とはいうものの、火葬場はさまざまな市民が来場する場所であり、クラスターを引き起こす場所になってはいけないため、運営者側もかなり慎重に対応することが基本になります。「そこまでやるか?」と思うぐらいのルールを提示してくる場合もあるでしょうが、やはり公共施設を経由した感染拡大は避けるべきですから、多少の我慢は必要になってきます。
3 遺族が特に気を付けるべきこと
遺族が最も気を付けるべきことは、自身が濃厚接触者であることを自覚することです。発症より故人と接触がある場合は、自分が濃厚接触者であると考えて、2週間程度自主的に対人接触を避けて感染拡大を防ぐことを優先しましょう。
その場合、火葬など故人を見送る行事に参加できないことは事実です。ですが、故人を悼むことは地震やその家族が元気になっていれば、いつでも自分たちの望むままに行うことができます。
無理をしてしまうと、自分やその周りの大事な人を新型コロナウイルスに感染させてしまうかもしれないのです。自身が結果的に罹患していなかったとしても、今は「罹患しているかもしれない自分」をイメージして、さまざまな対策を実践することです。

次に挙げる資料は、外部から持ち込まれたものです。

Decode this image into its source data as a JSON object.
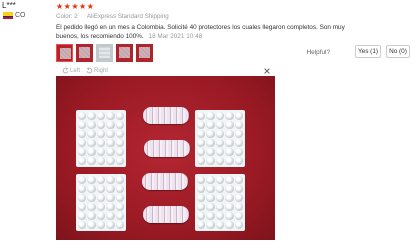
{
  "reviewer": {
    "username": "L***",
    "country_code": "CO",
    "flag_colors": [
      "#fcd116",
      "#003893",
      "#ce1126"
    ]
  },
  "rating": {
    "stars": 5,
    "star_glyphs": "★★★★★",
    "color": "#e62e04"
  },
  "meta": {
    "color_label": "Color:",
    "color_value": "2",
    "shipping": "AliExpress Standard Shipping"
  },
  "review": {
    "text": "El pedido llegó en un mes a Colombia. Solicité 40 protectores los cuales llegaron completos. Son muy buenos, los recomiendo 100%.",
    "date": "18 Mar 2021 10:48"
  },
  "feedback": {
    "helpful_label": "Helpful?",
    "yes_label": "Yes (1)",
    "no_label": "No (0)"
  },
  "viewer": {
    "rotate_left_label": "Left",
    "rotate_right_label": "Right",
    "thumbnail_count": 5,
    "selected_index": 0
  },
  "colors": {
    "accent": "#ff4747",
    "photo_background": "#a51e28"
  }
}
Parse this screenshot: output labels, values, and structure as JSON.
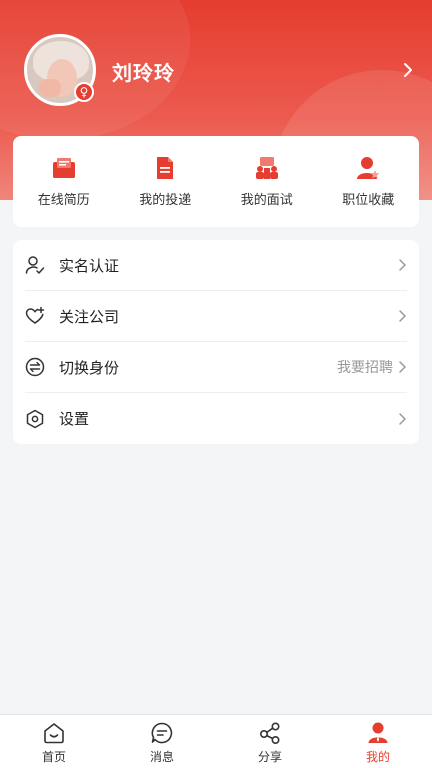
{
  "profile": {
    "name": "刘玲玲",
    "gender_symbol": "♀"
  },
  "quick_actions": [
    {
      "label": "在线简历",
      "icon": "resume-icon"
    },
    {
      "label": "我的投递",
      "icon": "document-icon"
    },
    {
      "label": "我的面试",
      "icon": "interview-icon"
    },
    {
      "label": "职位收藏",
      "icon": "favorite-user-icon"
    }
  ],
  "menu": [
    {
      "label": "实名认证",
      "icon": "user-verify-icon",
      "extra": ""
    },
    {
      "label": "关注公司",
      "icon": "heart-plus-icon",
      "extra": ""
    },
    {
      "label": "切换身份",
      "icon": "switch-icon",
      "extra": "我要招聘"
    },
    {
      "label": "设置",
      "icon": "hexagon-settings-icon",
      "extra": ""
    }
  ],
  "tabbar": [
    {
      "label": "首页",
      "icon": "home-icon",
      "active": false
    },
    {
      "label": "消息",
      "icon": "message-icon",
      "active": false
    },
    {
      "label": "分享",
      "icon": "share-icon",
      "active": false
    },
    {
      "label": "我的",
      "icon": "profile-icon",
      "active": true
    }
  ],
  "colors": {
    "accent": "#e53d2f",
    "background": "#f4f5f7"
  }
}
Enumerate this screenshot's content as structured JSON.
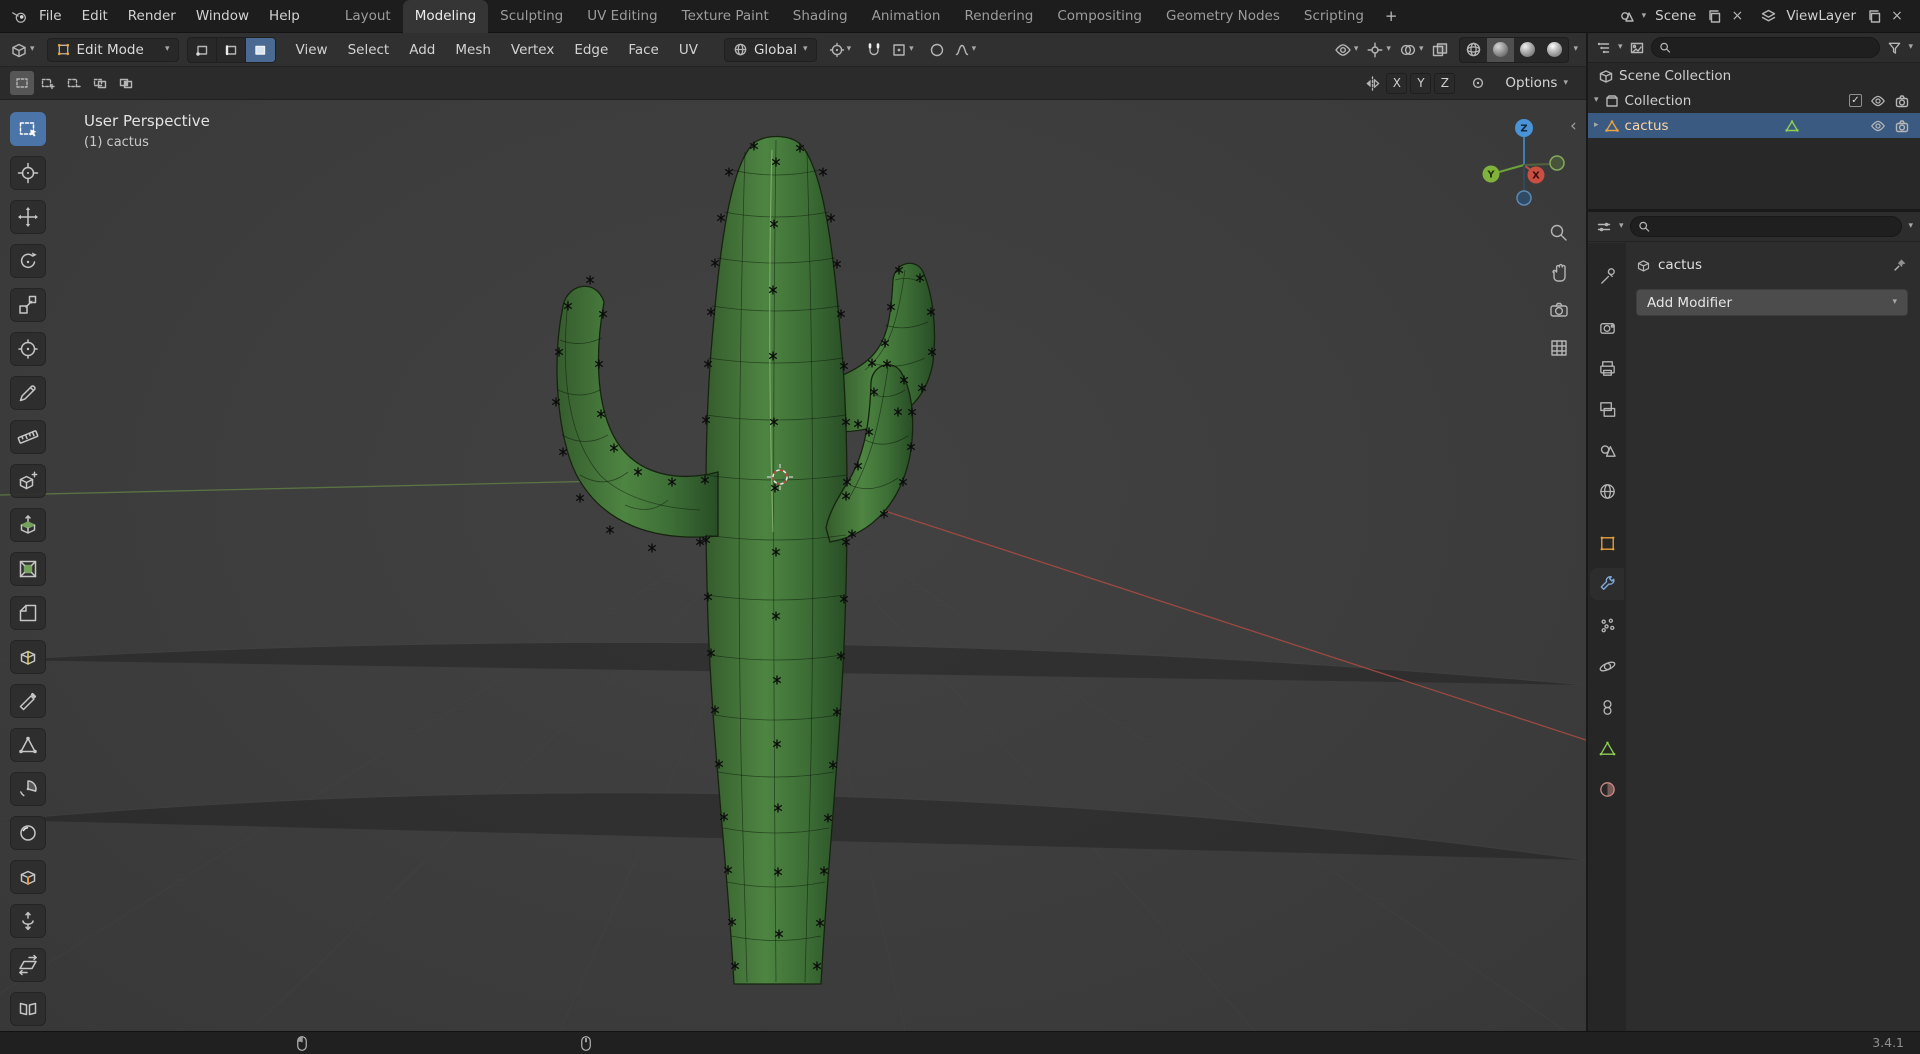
{
  "icons": {
    "caret_down": "▾",
    "caret_right": "▸",
    "check": "✓",
    "collapse_left": "‹",
    "close": "×"
  },
  "topbar": {
    "menus": [
      "File",
      "Edit",
      "Render",
      "Window",
      "Help"
    ],
    "workspaces": [
      {
        "label": "Layout",
        "active": false
      },
      {
        "label": "Modeling",
        "active": true
      },
      {
        "label": "Sculpting",
        "active": false
      },
      {
        "label": "UV Editing",
        "active": false
      },
      {
        "label": "Texture Paint",
        "active": false
      },
      {
        "label": "Shading",
        "active": false
      },
      {
        "label": "Animation",
        "active": false
      },
      {
        "label": "Rendering",
        "active": false
      },
      {
        "label": "Compositing",
        "active": false
      },
      {
        "label": "Geometry Nodes",
        "active": false
      },
      {
        "label": "Scripting",
        "active": false
      }
    ],
    "add_workspace_label": "+",
    "scene": {
      "name": "Scene"
    },
    "view_layer": {
      "name": "ViewLayer"
    }
  },
  "viewport": {
    "header": {
      "mode": "Edit Mode",
      "menus": [
        "View",
        "Select",
        "Add",
        "Mesh",
        "Vertex",
        "Edge",
        "Face",
        "UV"
      ],
      "orientation": "Global"
    },
    "tool_settings": {
      "axes": [
        "X",
        "Y",
        "Z"
      ],
      "options_label": "Options"
    },
    "overlay": {
      "perspective": "User Perspective",
      "active_object": "(1) cactus"
    },
    "gizmo_axes": {
      "x": "X",
      "y": "Y",
      "z": "Z"
    }
  },
  "toolbar": {
    "active_tool": "select-box",
    "tools": [
      "select-box",
      "cursor",
      "move",
      "rotate",
      "scale",
      "transform",
      "annotate",
      "measure",
      "add-cube",
      "extrude-region",
      "inset-faces",
      "bevel",
      "loop-cut",
      "knife",
      "poly-build",
      "spin",
      "smooth",
      "edge-slide",
      "shrink-fatten",
      "shear",
      "rip-region"
    ]
  },
  "outliner": {
    "rows": [
      {
        "label": "Scene Collection",
        "selected": false
      },
      {
        "label": "Collection",
        "selected": false
      },
      {
        "label": "cactus",
        "selected": true
      }
    ]
  },
  "properties": {
    "breadcrumb_object": "cactus",
    "add_modifier_label": "Add Modifier"
  },
  "statusbar": {
    "version": "3.4.1"
  },
  "colors": {
    "accent": "#4772b3",
    "axis_x": "#a64b42",
    "axis_y": "#6fa838",
    "axis_z": "#3b83bd",
    "cactus": "#4e8542"
  }
}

また、遺族としては形見の品などを親族等に分けてあげたりしたいものですが、故人がいつの時期までそれを使っていたかによっては、接触感染の引き金になってしまう可能性もあります。どうしても差し上げたい形見の品がある場合は、消毒してから差し上げてください。

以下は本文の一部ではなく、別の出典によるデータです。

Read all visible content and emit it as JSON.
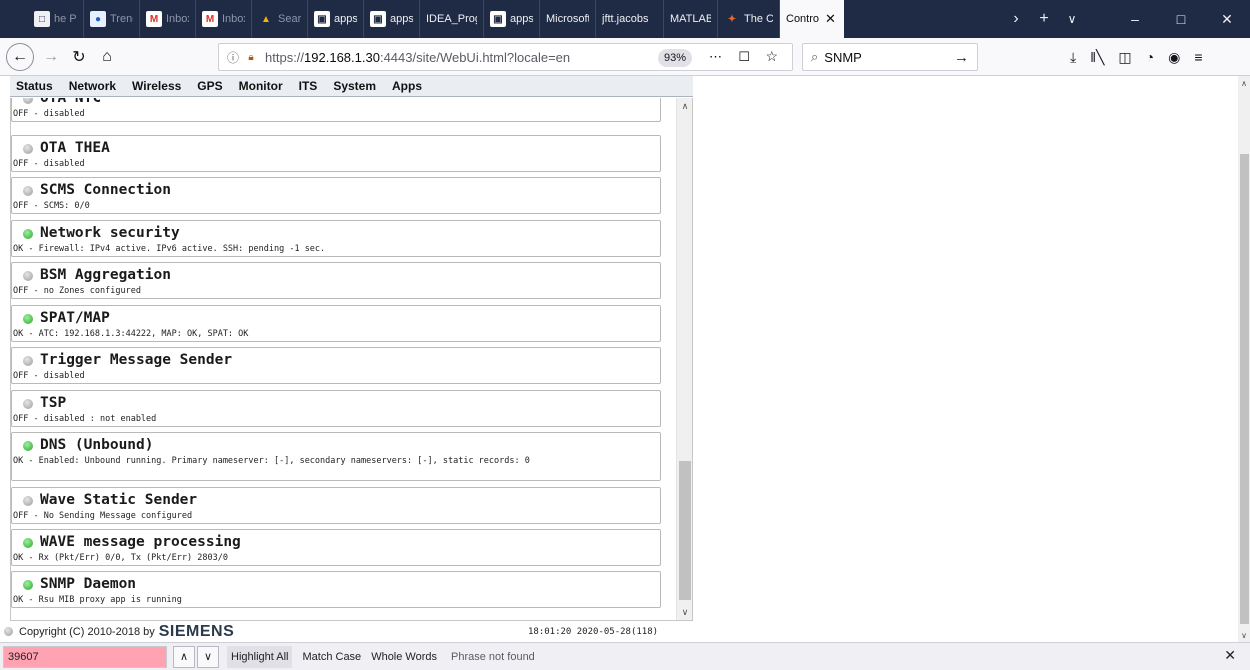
{
  "browser": {
    "tabs": [
      {
        "label": "he Pi",
        "icon": "page-icon",
        "dim": true
      },
      {
        "label": "Trend",
        "icon": "trend-icon",
        "dim": true
      },
      {
        "label": "Inbox",
        "icon": "gmail-icon",
        "dim": true
      },
      {
        "label": "Inbox",
        "icon": "gmail-icon",
        "dim": true
      },
      {
        "label": "Search",
        "icon": "drive-icon",
        "dim": true
      },
      {
        "label": "apps.t",
        "icon": "apps-icon",
        "dim": false
      },
      {
        "label": "apps.t",
        "icon": "apps-icon",
        "dim": false
      },
      {
        "label": "IDEA_Prog",
        "icon": "",
        "dim": false
      },
      {
        "label": "apps.t",
        "icon": "apps-icon",
        "dim": false
      },
      {
        "label": "Microsoft",
        "icon": "",
        "dim": false
      },
      {
        "label": "jftt.jacobs",
        "icon": "",
        "dim": false
      },
      {
        "label": "MATLAB",
        "icon": "",
        "dim": false
      },
      {
        "label": "The C",
        "icon": "matlab-icon",
        "dim": false
      },
      {
        "label": "Contro",
        "icon": "",
        "dim": false,
        "active": true
      }
    ],
    "url_prefix": "https://",
    "url_host": "192.168.1.30",
    "url_rest": ":4443/site/WebUi.html?locale=en",
    "zoom": "93%",
    "search_value": "SNMP"
  },
  "menu": [
    "Status",
    "Network",
    "Wireless",
    "GPS",
    "Monitor",
    "ITS",
    "System",
    "Apps"
  ],
  "services": [
    {
      "title": "OTA NYC",
      "status": "OFF - disabled",
      "state": "off"
    },
    {
      "title": "OTA THEA",
      "status": "OFF - disabled",
      "state": "off"
    },
    {
      "title": "SCMS Connection",
      "status": "OFF - SCMS: 0/0",
      "state": "off"
    },
    {
      "title": "Network security",
      "status": "OK - Firewall: IPv4 active. IPv6 active. SSH: pending -1 sec.",
      "state": "ok"
    },
    {
      "title": "BSM Aggregation",
      "status": "OFF - no Zones configured",
      "state": "off"
    },
    {
      "title": "SPAT/MAP",
      "status": "OK - ATC: 192.168.1.3:44222, MAP: OK, SPAT: OK",
      "state": "ok"
    },
    {
      "title": "Trigger Message Sender",
      "status": "OFF - disabled",
      "state": "off"
    },
    {
      "title": "TSP",
      "status": "OFF - disabled : not enabled",
      "state": "off"
    },
    {
      "title": "DNS (Unbound)",
      "status": "OK - Enabled: Unbound running. Primary nameserver: [-], secondary nameservers: [-], static records: 0",
      "state": "ok"
    },
    {
      "title": "Wave Static Sender",
      "status": "OFF - No Sending Message configured",
      "state": "off"
    },
    {
      "title": "WAVE message processing",
      "status": "OK - Rx (Pkt/Err) 0/0, Tx (Pkt/Err) 2803/0",
      "state": "ok"
    },
    {
      "title": "SNMP Daemon",
      "status": "OK - Rsu MIB proxy app is running",
      "state": "ok"
    }
  ],
  "footer": {
    "copyright": "Copyright (C) 2010-2018 by",
    "brand": "SIEMENS",
    "clock": "18:01:20 2020-05-28(118)"
  },
  "findbar": {
    "value": "39607",
    "highlight_all": "Highlight All",
    "match_case": "Match Case",
    "whole_words": "Whole Words",
    "status": "Phrase not found"
  },
  "colors": {
    "ok_led": "#2aa52a",
    "off_led": "#9a9a9a",
    "tabbar_bg": "#1f2a44",
    "find_not_found": "#ffa3b3"
  }
}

その他、故人が直前まで暮らしていた部屋やそこにある道具、故人が運転していた自動車などは、一定の期間が経過しないとウイルスがそこに残っており、関わった人が感染してしまう危険性があることは自覚しておいてください。
4 特別な対応にも受け入れる気持ちを
少しでも故人を穏やかに送ってあげたいと思う気持ちは、どの遺族でも考えることです。
ですが、新型コロナウイルスにより無くなってしまった場合、特別な対応を目の当たりにします。
一番驚くのは、遺体に関わる人々がかなり重装備で対応することです。葬祭業者や火葬場の職員も感染しないように対応しますから、まずご遺体に直接触れないようにふるまいます。

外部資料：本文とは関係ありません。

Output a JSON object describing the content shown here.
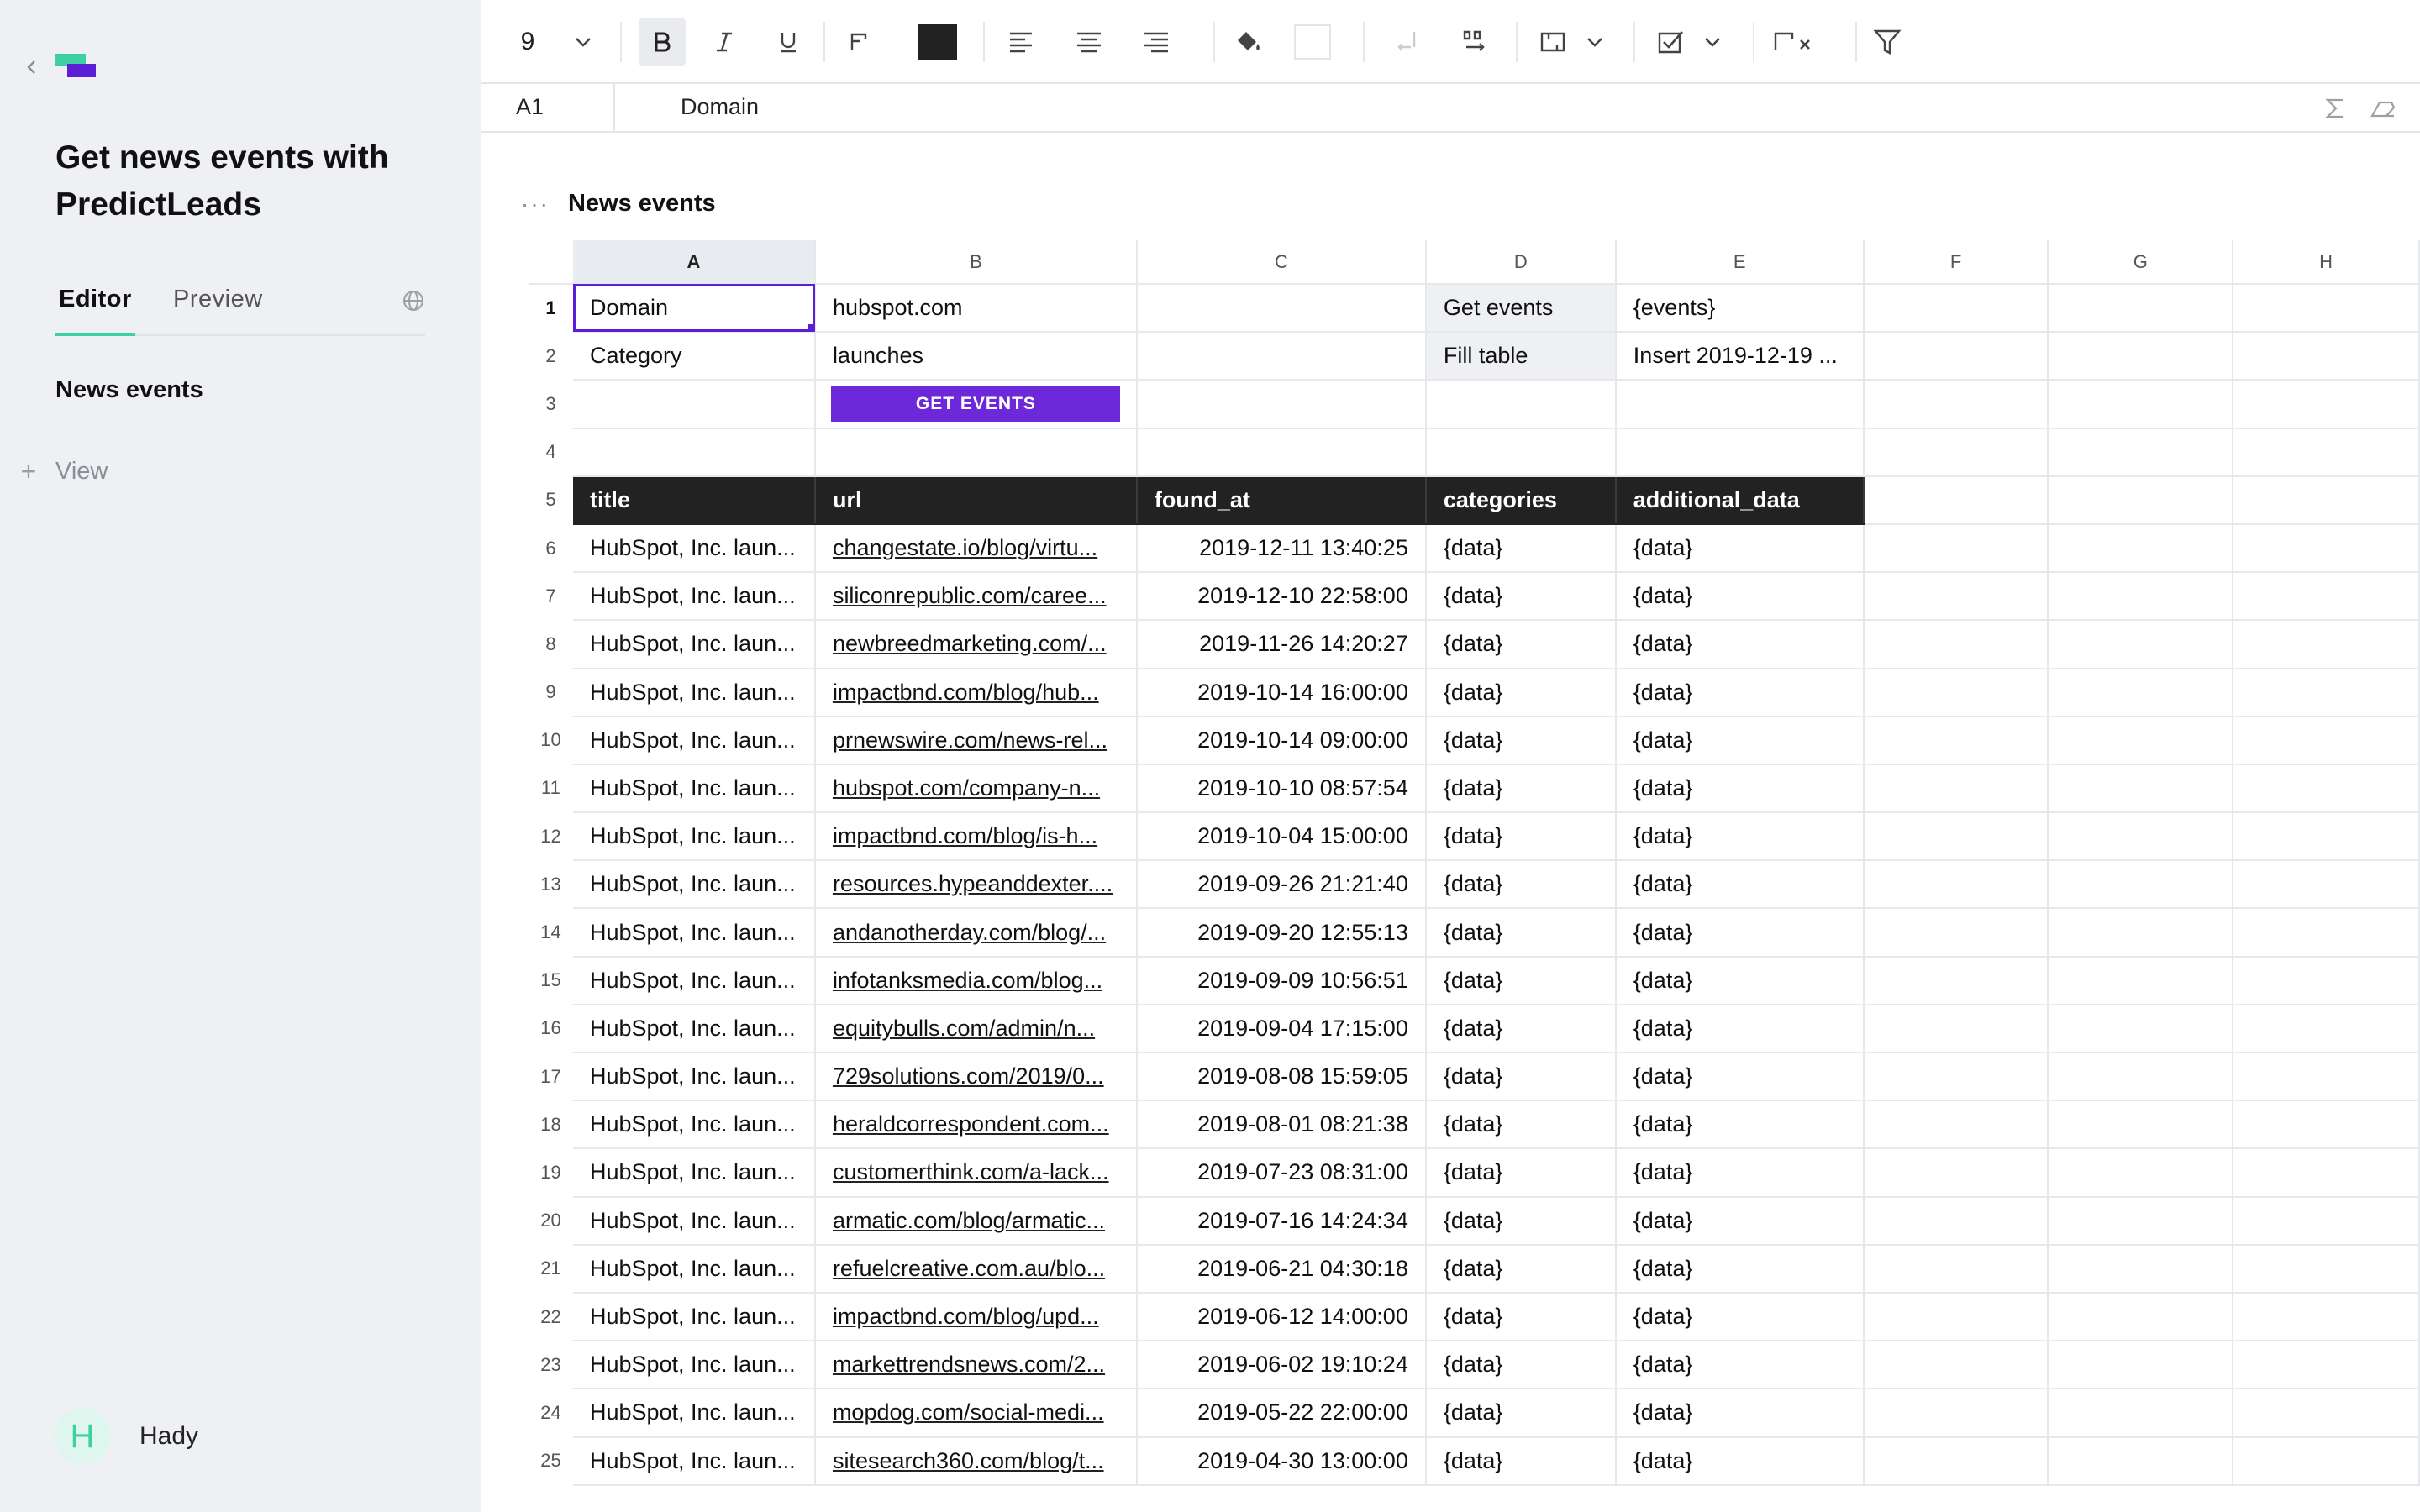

職員の感染防止策として、マスクやゴム手袋、ゴーグルや防護服の着用を基本としている火葬場もあるようです。イメージとしては、福島第一原発の事故以降現地で作業している人々が特殊なビニールを全身に身に着けて作業を行っている、あのような状態の人たちが遺体を取り扱うと考えてくださればよいと思います。
なんだかバイ菌を扱うような対応に悲しい気持ちになることもあるでしょう。ですが、新型コロナウイルスは感染力の強いウイルスのため、ここまで対応しても感染するリスクを0%にすることはできないのです。
今は仕方がない、こう考えて特別な対応も受け入れる気持ちを持ってもらえると考えるのは、私の個人的な見解でもあります。
5 まとめ
新型コロナウイルスで亡くなった人の火葬は、厚生労働者が定めているガイドラインにも示されているように、ご遺体に適切な感染防止策が講じられていることが前提にはなるものの、一般的な葬儀や火葬を行うことは問題ないことになっています。
とはいうものの、感染拡大を懸念する風潮もあるため、葬儀や火葬の際には個人と濃厚接触している者や、濃厚接触者とみられる人の来場を自粛するように求められることが基本となりつつあります。
遺族として、故人を丁重に送ってあげたい気持ちがあるのは十分わかります。ですが、今は新型コロナウイルスの感染拡大を少しでも阻止することが必要不可欠なのですから、多少の不便さや違和感は我慢してもらわざるを得ないのかもしれません。